There’s an argument to be made that the president’s passive-aggressive approach to policy-making actually paid big benefits in terms of policy successes in his first two years. There is no way the House and Senate both would have passed health reform bills, for example, if the president had intervened aggressively and demanded things like a public option that would never have survived a filibuster in the Senate.
But however much Obama deserves to be commended for his instinctual pragmatism and his commitment to finding common ground with his political adversaries, that doesn’t mean it amounts to a wise electoral strategy in the year ahead. Obama must reckon with the fact that the 112th Congress will be an implacable political foil.
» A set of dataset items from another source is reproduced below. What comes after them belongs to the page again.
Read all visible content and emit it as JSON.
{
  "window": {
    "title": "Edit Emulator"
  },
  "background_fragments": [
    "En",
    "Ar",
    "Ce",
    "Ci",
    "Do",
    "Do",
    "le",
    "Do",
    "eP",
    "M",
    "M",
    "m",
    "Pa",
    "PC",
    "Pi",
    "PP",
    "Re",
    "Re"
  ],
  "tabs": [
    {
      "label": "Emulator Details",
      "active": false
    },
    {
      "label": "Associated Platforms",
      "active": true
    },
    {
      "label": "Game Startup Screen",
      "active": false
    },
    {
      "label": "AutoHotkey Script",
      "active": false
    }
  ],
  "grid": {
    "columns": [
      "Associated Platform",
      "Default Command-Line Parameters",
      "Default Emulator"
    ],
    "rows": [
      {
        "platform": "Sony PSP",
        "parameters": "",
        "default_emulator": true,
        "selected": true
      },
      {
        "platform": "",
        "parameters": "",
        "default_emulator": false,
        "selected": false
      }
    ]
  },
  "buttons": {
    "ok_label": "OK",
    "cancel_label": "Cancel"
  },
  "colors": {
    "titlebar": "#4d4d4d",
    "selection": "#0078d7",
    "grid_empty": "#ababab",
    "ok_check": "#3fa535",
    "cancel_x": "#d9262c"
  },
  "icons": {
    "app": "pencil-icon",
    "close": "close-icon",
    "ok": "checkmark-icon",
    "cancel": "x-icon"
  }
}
If he does so, he’ll be able to profit from the Republicans’ ideological overreach. But a continued willingness to compromise without pushback will only encourage Republicans in Congress to increase their demands and push for more confrontation. The resulting turmoil will soon irredeemably sour independents against the entire government, including the president.
The alternative is not for the president to abandon negotiation or make his own set of non-negotiable demands, but to channel his inner Harry Truman. That means first redefining the terms of debate, framing a narrative across the country by both decrying the bickering and describing the consequences for voters everywhere if the Republican Congress has its way—what the budget cuts in the House budget would mean for medical research, how people with serious disabilities would be forced onto the streets, Medicaid patients unable to get organ transplants, and so on. The president’s domestic policy achievements from his first two years were not received enthusiastically by voters, and the record this year is dismal, but he can take a chapter from Truman’s playbook by describing in detail the many pressing issues facing the country, which the 112th House, and the Republican minority in the Senate, have refused to address.
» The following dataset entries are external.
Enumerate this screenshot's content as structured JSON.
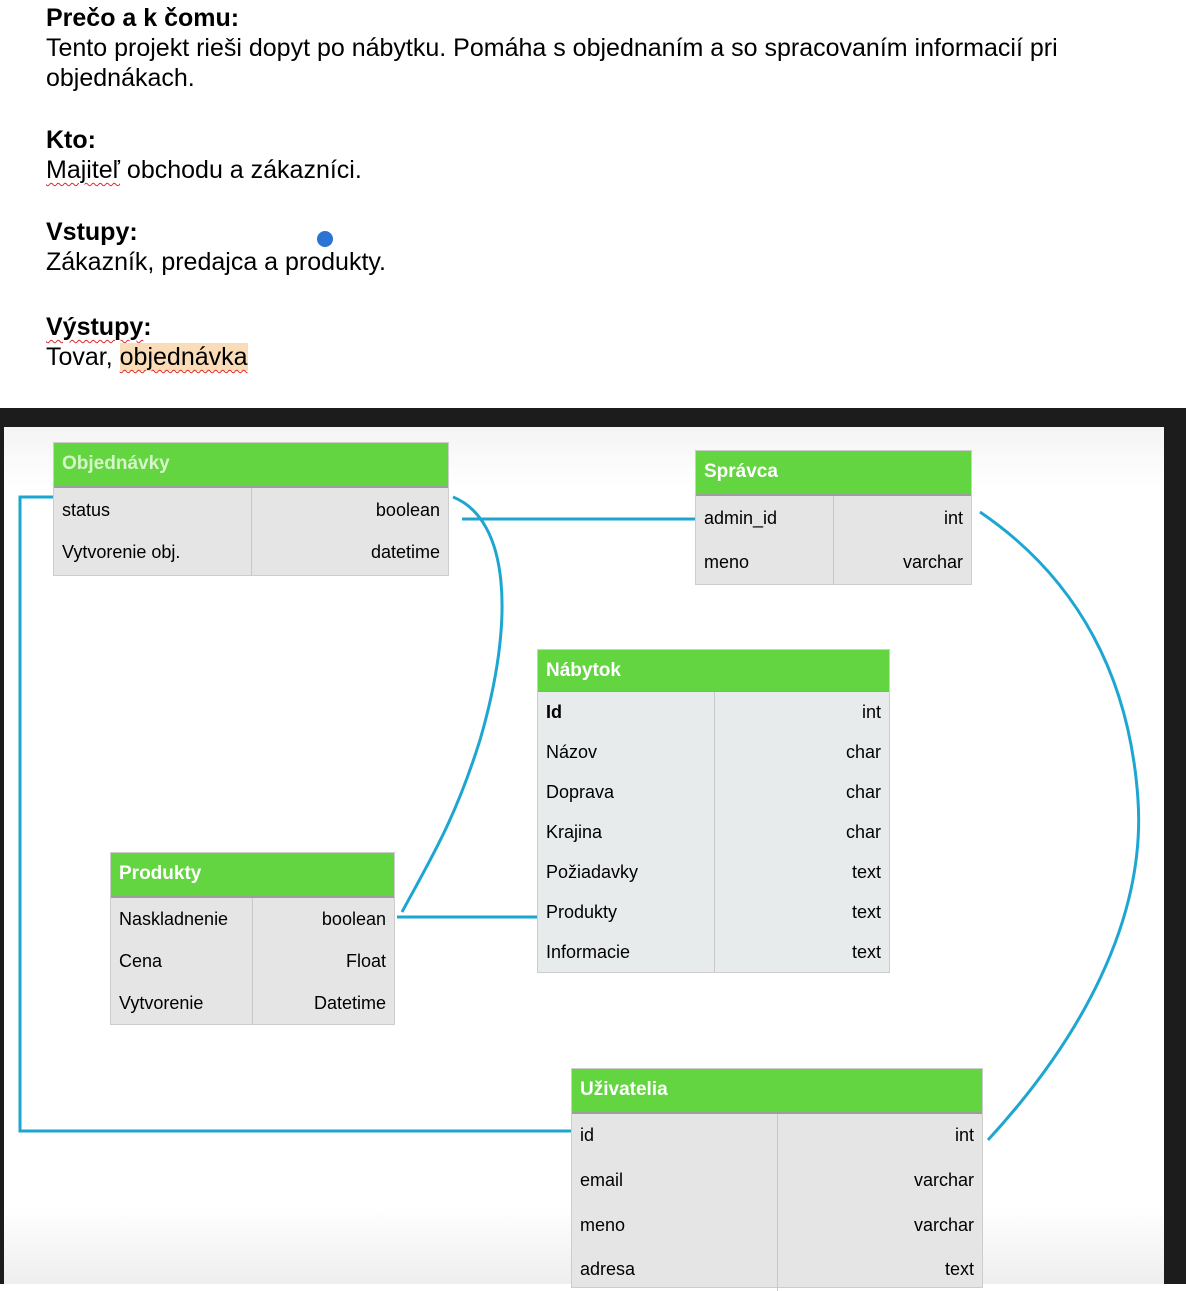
{
  "document": {
    "sections": [
      {
        "heading": "Prečo a k čomu:",
        "body": "Tento projekt rieši dopyt po nábytku. Pomáha s objednaním a so spracovaním informacií pri objednákach."
      },
      {
        "heading": "Kto:",
        "body_flagged": "Majiteľ",
        "body_rest": " obchodu a zákazníci."
      },
      {
        "heading": "Vstupy:",
        "body": "Zákazník, predajca a produkty."
      },
      {
        "heading_flagged": "Výstupy",
        "heading_rest": ":",
        "body_prefix": "Tovar, ",
        "body_highlight": "objednávka"
      }
    ]
  },
  "diagram": {
    "line_color": "#1ea6d2",
    "header_color": "#63d541",
    "entities": {
      "objednavky": {
        "title": "Objednávky",
        "fields": [
          {
            "name": "status",
            "type": "boolean"
          },
          {
            "name": "Vytvorenie obj.",
            "type": "datetime"
          }
        ]
      },
      "spravca": {
        "title": "Správca",
        "fields": [
          {
            "name": "admin_id",
            "type": "int"
          },
          {
            "name": "meno",
            "type": "varchar"
          }
        ]
      },
      "nabytok": {
        "title": "Nábytok",
        "fields": [
          {
            "name": "Id",
            "type": "int"
          },
          {
            "name": "Názov",
            "type": "char"
          },
          {
            "name": "Doprava",
            "type": "char"
          },
          {
            "name": "Krajina",
            "type": "char"
          },
          {
            "name": "Požiadavky",
            "type": "text"
          },
          {
            "name": "Produkty",
            "type": "text"
          },
          {
            "name": "Informacie",
            "type": "text"
          }
        ]
      },
      "produkty": {
        "title": "Produkty",
        "fields": [
          {
            "name": "Naskladnenie",
            "type": "boolean"
          },
          {
            "name": "Cena",
            "type": "Float"
          },
          {
            "name": "Vytvorenie",
            "type": "Datetime"
          }
        ]
      },
      "uzivatelia": {
        "title": "Uživatelia",
        "fields": [
          {
            "name": "id",
            "type": "int"
          },
          {
            "name": "email",
            "type": "varchar"
          },
          {
            "name": "meno",
            "type": "varchar"
          },
          {
            "name": "adresa",
            "type": "text"
          }
        ]
      }
    }
  }
}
Harry Truman’s 1948 campaign showed how much voters yearn for a strong and demanding leader and how powerful the presidential bully pulpit can be—not just in political terms, but by shaping the narrative, putting his pugnacious adversaries on the defensive, and mobilizing voters to demand a different approach to problem-solving. Rhetoric does not change the facts on the ground or in and of itself provide a new direction in policy. But the absence of an energized and angry president demanding better of the do-nothings in Congress can only lead to something worse.
Norman Ornstein is a resident scholar at the American Enterprise Institute and a weekly columnist at Roll Call.